This week has been all kinds of crazy and exciting. My belly feels like you’ve grown a lot this week. Everything is getting tight and every move you make seems so much more pronounced. You feel so strong and wiggle-y, and even when I feel a sudden jab that takes my breath away, I have to laugh with sheer wonder. Are you that much like me? Will you try everything the hard way before coming around to the easy way? (By the way, I know you’re still head up! Good thing we have a few more weeks for you to decide to turn over.)
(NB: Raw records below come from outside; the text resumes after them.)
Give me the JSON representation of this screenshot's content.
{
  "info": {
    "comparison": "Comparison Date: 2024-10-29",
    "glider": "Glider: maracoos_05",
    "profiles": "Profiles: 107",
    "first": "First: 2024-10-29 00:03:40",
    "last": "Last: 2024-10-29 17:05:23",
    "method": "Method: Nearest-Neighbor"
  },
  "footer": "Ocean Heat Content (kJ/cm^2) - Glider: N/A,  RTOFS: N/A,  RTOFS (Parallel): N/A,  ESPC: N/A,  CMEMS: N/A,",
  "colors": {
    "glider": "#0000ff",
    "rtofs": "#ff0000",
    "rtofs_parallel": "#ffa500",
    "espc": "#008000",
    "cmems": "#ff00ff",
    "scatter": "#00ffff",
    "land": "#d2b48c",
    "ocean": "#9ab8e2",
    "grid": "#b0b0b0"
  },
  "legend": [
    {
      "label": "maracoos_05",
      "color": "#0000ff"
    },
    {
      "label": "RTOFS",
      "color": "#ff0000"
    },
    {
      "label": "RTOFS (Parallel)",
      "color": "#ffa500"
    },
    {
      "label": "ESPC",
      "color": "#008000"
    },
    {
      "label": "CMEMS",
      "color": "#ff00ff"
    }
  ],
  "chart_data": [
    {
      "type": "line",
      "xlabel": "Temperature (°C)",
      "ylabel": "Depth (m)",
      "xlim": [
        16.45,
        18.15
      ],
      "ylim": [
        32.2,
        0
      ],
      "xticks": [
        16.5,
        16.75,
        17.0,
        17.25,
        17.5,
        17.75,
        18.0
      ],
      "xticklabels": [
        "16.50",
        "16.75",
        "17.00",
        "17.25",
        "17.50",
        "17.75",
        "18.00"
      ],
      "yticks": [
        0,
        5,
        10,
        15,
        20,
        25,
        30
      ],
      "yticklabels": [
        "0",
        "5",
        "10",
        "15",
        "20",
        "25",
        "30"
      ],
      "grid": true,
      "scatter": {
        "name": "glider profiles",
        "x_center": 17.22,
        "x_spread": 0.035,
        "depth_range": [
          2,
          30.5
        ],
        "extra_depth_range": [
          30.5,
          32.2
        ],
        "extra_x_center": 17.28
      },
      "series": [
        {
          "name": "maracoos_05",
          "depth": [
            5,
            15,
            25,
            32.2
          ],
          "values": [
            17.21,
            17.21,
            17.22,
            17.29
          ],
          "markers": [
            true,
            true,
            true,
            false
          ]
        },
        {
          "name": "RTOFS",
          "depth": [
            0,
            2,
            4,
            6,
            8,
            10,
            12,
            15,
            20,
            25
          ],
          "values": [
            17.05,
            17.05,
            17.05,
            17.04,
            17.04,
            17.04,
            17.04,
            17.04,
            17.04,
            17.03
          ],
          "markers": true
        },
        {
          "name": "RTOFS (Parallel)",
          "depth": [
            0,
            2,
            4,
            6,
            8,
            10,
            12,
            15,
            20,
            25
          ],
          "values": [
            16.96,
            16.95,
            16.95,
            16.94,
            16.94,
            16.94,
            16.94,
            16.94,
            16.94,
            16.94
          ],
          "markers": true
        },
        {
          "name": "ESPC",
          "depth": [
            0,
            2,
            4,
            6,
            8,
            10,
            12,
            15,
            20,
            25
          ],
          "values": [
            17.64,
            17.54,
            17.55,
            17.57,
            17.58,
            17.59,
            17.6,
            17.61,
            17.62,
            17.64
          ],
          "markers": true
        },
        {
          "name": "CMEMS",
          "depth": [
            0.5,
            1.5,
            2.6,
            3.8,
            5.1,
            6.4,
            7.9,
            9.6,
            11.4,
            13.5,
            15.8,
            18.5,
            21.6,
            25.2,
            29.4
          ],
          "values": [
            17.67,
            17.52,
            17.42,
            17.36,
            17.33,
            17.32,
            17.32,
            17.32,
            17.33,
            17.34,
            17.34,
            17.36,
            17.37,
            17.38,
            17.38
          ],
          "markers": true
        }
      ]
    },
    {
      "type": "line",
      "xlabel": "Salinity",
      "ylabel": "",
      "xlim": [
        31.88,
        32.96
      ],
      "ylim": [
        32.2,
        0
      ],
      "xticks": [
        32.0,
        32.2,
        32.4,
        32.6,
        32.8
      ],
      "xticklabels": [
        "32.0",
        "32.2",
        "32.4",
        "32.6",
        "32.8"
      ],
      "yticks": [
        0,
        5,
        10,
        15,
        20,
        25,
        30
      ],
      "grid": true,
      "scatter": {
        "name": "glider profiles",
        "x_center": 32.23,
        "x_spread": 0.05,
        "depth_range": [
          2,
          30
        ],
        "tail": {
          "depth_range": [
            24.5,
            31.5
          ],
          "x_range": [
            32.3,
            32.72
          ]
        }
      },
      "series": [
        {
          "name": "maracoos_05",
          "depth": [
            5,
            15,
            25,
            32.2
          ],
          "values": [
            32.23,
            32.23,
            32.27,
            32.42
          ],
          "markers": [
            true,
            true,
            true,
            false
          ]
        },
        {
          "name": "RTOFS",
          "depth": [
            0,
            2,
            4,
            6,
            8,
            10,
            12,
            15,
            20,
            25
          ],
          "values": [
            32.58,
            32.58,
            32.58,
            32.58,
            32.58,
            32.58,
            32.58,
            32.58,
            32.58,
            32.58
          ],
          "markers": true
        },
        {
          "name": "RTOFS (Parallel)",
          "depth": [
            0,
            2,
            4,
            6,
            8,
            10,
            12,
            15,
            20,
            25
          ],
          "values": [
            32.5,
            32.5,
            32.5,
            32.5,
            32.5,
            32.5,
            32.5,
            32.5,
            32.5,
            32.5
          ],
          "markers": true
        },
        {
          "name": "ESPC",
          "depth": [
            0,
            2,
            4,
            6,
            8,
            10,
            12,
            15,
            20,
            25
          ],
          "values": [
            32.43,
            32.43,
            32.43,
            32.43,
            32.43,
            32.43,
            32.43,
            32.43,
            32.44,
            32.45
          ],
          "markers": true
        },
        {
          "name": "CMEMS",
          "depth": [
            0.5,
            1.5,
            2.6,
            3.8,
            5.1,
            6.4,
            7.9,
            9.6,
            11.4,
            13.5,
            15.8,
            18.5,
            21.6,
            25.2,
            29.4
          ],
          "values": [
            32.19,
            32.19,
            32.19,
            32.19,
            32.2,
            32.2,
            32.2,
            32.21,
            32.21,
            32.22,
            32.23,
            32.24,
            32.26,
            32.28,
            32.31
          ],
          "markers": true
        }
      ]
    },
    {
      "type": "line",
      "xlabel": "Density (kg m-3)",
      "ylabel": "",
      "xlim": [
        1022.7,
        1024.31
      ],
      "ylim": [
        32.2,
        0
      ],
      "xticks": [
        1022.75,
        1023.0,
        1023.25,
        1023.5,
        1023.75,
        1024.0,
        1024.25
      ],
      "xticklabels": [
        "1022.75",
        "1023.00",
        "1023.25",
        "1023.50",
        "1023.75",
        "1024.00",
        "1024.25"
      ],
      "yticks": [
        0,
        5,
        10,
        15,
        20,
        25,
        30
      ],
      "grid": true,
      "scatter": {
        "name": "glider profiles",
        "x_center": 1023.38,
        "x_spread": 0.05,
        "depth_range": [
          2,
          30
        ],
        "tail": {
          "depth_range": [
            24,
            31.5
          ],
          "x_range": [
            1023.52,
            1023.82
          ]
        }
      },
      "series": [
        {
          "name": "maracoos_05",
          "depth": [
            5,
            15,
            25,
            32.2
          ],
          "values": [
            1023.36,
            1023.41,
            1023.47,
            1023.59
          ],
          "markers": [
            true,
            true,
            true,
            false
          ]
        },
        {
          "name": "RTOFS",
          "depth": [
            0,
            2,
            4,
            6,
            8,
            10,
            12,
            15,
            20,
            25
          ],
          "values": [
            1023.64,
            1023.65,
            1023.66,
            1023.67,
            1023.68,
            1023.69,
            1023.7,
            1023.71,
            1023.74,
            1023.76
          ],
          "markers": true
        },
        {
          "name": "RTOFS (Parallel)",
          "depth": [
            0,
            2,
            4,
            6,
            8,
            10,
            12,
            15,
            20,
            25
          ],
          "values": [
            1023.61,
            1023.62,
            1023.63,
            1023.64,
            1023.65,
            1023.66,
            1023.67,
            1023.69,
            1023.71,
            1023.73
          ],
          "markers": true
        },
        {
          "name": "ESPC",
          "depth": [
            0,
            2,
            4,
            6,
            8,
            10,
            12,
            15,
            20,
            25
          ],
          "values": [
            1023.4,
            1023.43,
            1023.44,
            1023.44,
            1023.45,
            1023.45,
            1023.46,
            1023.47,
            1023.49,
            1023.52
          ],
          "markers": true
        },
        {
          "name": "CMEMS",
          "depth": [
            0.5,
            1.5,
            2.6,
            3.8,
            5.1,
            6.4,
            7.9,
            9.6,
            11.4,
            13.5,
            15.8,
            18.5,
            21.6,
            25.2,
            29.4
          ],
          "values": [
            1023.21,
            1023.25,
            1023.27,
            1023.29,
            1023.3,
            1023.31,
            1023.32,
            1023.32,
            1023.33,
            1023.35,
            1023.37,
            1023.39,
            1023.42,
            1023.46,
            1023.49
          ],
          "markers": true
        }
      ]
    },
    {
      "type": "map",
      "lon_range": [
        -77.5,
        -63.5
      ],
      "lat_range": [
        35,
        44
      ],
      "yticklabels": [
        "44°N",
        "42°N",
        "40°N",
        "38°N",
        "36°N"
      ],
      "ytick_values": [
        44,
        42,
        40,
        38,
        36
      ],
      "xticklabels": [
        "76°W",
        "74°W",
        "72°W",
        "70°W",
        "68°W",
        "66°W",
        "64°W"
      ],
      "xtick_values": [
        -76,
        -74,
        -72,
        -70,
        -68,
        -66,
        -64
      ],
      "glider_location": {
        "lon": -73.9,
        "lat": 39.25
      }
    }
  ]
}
The bad news is, this morning I woke up starting to feel sick, so I hope you can be patient with me for the next few days. I’m probably going to need a little extra sleep, and I’ll probably be drinking orange juice, which makes you feisty. Hopefully we can play nice so I don’t get too much heartburn from it. Deal?
I still can’t fathom that there’s just 8 weeks (or so) of us being together like this. And it could be less! In just five weeks you’ll be medically clear to come whenever you wish. I’ve tried over and over again to imagine what our new life together will be like, but I just can’t. I know what lots of other babies are like, but you? I can only wonder and wait.
Right now, I am truly content to wait. We have lots of time next year, and many years after, for rushing around and watching you grow up before our very eyes. But for these next few weeks I have you closer than you’ll ever be again, and I’m in love with it!